The online retailer Amazon is to take full control of Lovefilm in a deal that values the DVD rental business at £200m. Amazon, which already owns 42 per cent of Lovefilm, said yesterday it had reached an agreement to buy the remaining shares and the deal is expected to close by April.
Greg Greeley, the vice-president of retail in Europe for Amazon, which competes in the US rental market with Netflix, said: "We knew we would be expanding to Europe at some point."
Amazon sold its DVD rental business to Lovefilm in 2008, when it took the minority stake in the latter. Mr Greeley said: "As we got to know the management team, we saw the companies had a good cultural fit."
Lovefilm has 1.6 million customers in the UK, Germany, Sweden, Norway and Denmark.
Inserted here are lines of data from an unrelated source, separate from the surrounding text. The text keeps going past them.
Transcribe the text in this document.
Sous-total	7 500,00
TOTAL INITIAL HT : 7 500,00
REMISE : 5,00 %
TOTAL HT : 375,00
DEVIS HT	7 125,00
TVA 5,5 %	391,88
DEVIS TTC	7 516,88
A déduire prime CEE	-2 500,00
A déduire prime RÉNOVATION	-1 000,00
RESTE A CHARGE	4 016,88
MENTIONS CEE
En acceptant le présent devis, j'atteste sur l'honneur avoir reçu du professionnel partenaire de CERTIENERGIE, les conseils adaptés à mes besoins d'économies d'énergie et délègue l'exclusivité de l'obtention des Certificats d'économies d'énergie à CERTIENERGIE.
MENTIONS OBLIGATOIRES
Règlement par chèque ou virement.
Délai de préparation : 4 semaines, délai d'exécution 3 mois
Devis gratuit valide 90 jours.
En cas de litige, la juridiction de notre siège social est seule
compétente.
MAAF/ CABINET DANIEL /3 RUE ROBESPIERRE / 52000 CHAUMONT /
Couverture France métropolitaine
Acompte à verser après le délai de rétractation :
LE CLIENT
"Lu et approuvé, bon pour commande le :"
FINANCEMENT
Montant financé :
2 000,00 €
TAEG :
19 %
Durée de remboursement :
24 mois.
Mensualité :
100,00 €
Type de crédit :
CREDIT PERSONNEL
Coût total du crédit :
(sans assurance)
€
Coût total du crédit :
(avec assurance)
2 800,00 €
For a monthly subscription, it mails out DVDs from a catalogue of 70,000 titles – the most popular blockbusters currently include Inception and the second instalment in Stieg Larsson's Millennium trilogy, The Girl Who Played With Fire.
Customers can also stream films over the internet. In Britain, Lovefilm handles more than one million rentals a week yet, as the company points out, there is room to expand: it is still only in 5 per cent of UK homes.
Yesterday's deal comes after prolonged speculation about the future of Lovefilm. Private equity companies had expressed interest in a potential buyout, and management also considered a stock market flotation.
The chief executive, Simon Calver, said: "There were a number of options but we thought with Amazon's scale, expertise, resources and capabilities we could really expand. Since 2008, we have worked very closely together. Lovefilm has grown and now seems the perfect time to do a deal."
Amazon said it was too early to go into specific expansion plans for the Lovefilm, but it would continue to seek deals similar to those it has signed with Sony, to stream movies through the PlayStation 3 games console, and with Samsung, to bring content direct to television sets.
Lovefilm was founded as Online Rentals in 2002 and rebranded under its current name two years later. It grew through a series of mergers of similar services, most notably Video Island in 2006, to become the UK's dominant postal DVD rental business.